Revealed a morsel at a time through dialogue dueling with bated breath and dramatic nuances of eye contact, there is triangular connection between Dovid, Esti, and Ronit.  It is history that makes seeing Dovid, the next in line for leadership, and Esti married awkward for Ronit, even as the untamed one that turned her back on faith and disappeared while the other maintained expectations and stayed.  Brewed in a cauldron of caustic traditions, sensibilities, taboos, and societal commentary, Disobedience applies pressure to all stresses and cracks of virtues.

Adapted from Naomi Alderman salacious best-seller by Leilo and award-winning screenwriter Rebecca Lenkiewicz (Ida), Disobedience never spoon-feeds obvious exposition into this mysterious drama.  It is up to sharp eye of the audience to decipher the looks, leans, and other pensive notes of body language.  This is a masterful creation of tone from the director. This slow play does not resonate without the two leading ladies.  Rachel Weisz and Rachel McAdams both create blisteringly embattled performances, one exploding from a place of grief and the latter from a place of unlocked dormancy.  Beyond fearless, the two are absolutely volcanic both separately and together. Not to be outdone, the silent internal struggles of Alessandro Nivola’s are given their own release.

The culminating dreadful tension and high intrigue created by Weisz and McAdams is incredibly palpable, supported by a sublime musical simmer from electronica artist Matthew Herbert, re-teaming with Leilo after A Fantastic Woman.  Brit cinematographer and Tom Hooper go-to Danny Cohen (The Theory of Everything) lensed the breaking points for mindful editing from Nathan Nugent (Room).  Disobedience is a challenging film and a sinful feather rustler for sure.  Not everyone can morally stomach these human flaws. However, there is no denying the power of the presentation and performance to strive for spiritual elegance.

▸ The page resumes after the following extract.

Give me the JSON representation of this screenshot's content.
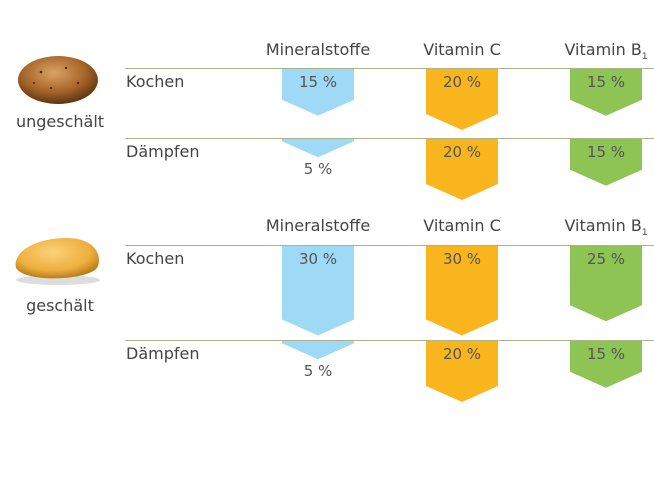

LESSON #1: THE DEFINITION OF "DISOBEDIENCE"-- The title is apt and telling all the same when you observe the simple dictionary definition that reads “refusal or neglect to obey.”  This film punches with those first two verbs of that definition to challenge the written and unwritten rules for the third verb.

LESSON #2: FREEDOM TO CHOOSE-- When conversation brews, Ronit finds the old and current traditions antiquated to gender roles and modern societal interests.  She spouts that in a community that will not bend. Long ago, she chose to remove herself from that insulated and known environment and entices Esti to do the same.  It is an impossible choice considering her family and position.

LESSON #3: THE MANY SUPPRESSIONS OF DESIRE-- Disobedience displays closeted sexual yearning in a setting where saying “frowned upon” is an understatement.  Scheduled mandatory sexual relations in married households and the prevailing thought that a marriage between a man and woman, as their religion intends and demands, can cure divergent passions and indulgences of physical love outside of those boundaries are the societal expectations matching the “obey” of Lesson #1.  The question becomes where does true love fit into such rigid norms.